O autônomo Carlos Reis, 51, estava fazendo compras na feira e chamou um dos garotos para levar as mercadorias para casa. “Eu pego carrego com eles para ajudar porque sei a situação deles. Eu já passei por isso quando era criança. A maioria deles vem para a feira para ajudar a família. O que falta na nossa sociedade e nos governantes é incentivar esses meninos. Eles não têm acesso a escola e alimentação de qualidade, estão apenas sobrevivendo”, conclui.
De acordo com o procurador do trabalho Raymundo Lima Ribeiro Júnior, as maiores violações de direitos humanos no Brasil passam por um processo de invisibilidade. Além disso, a principal causa do trabalho infantil é a desigualdade socioeconômica gritante do país. “Essas desigualdades fazem com que o fenômeno do trabalho infantil seja naturalizado. A sociedade acaba aceitando o discurso fácil, terrível e que chega a ser fascista, de que é melhor o trabalho infantil do que as drogas ou o crime. Esse é um discurso elitista e fascista que o Ministério Público do Trabalho não aceita”, enfatiza.
O procurador ressalta ainda a necessidade de inclusão dos adultos, crianças e adolescentes vulneráveis na sociedade. “Incluir na educação de qualidade, nas políticas públicas e assistência social para que essas crianças e adolescentes sejam adultos emancipados no futuro e com autonomia. Para que eles possam trabalhar em um emprego decente e construam suas famílias em uma sociedade equilibrada”, finaliza.

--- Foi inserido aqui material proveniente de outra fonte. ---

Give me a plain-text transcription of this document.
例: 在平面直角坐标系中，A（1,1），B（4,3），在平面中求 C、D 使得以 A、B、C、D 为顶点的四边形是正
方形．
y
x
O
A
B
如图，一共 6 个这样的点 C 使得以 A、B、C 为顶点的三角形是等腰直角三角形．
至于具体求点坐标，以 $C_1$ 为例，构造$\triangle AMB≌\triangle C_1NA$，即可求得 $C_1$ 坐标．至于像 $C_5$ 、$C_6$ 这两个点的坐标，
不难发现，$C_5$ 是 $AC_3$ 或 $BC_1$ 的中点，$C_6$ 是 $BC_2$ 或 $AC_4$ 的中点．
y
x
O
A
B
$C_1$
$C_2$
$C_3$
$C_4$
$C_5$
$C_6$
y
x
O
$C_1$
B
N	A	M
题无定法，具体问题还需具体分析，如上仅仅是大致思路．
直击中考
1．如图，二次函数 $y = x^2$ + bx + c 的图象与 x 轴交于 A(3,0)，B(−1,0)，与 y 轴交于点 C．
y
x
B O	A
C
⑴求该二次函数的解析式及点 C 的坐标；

Causas e consequências do trabalho infantil
O trabalho infantil acontece devido às desigualdades sociais, ineficiência de políticas públicas, desemprego dos adultos, desestruturação das famílias e inexistência de políticas de assistência social. As consequências são a evasão escolar, acidentes de trabalho, adoecimento no emprego, desqualificação profissional, além da facilidade dessas crianças e adolescentes serem alvos dos exploradores de trabalho escravo.
M.R.V.S, 14, conta que vive com quatro pessoas em casa e somente sua mãe trabalha. “Tem um ano e dois meses que trabalho nessa feira e em outra. Estou no sétimo ano do ensino fundamental. Se tivesse outra oportunidade de trabalho com carteira assinada, eu iria”, relata.
A Constituição da República e a legislação trabalhista proíbem qualquer forma de trabalho ao menor de 16 anos, salvo na condição de aprendiz, a partir de 14 anos, e ao menor de 18 anos, em lugares perigosos, insalubres, penosos ou em serviços prejudiciais à moralidade do menor. A cota de contratação de aprendizes é definida no art. 429 da Consolidação das Leis do Trabalho (CLT), estabelecida entre 5%, no mínimo, e 15%, no máximo, dos trabalhadores existentes em cada estabelecimento.
Esta matéria foi produzida com apoio do Fundo de Auxílio Emergencial ao Jornalismo do Google News Initiative.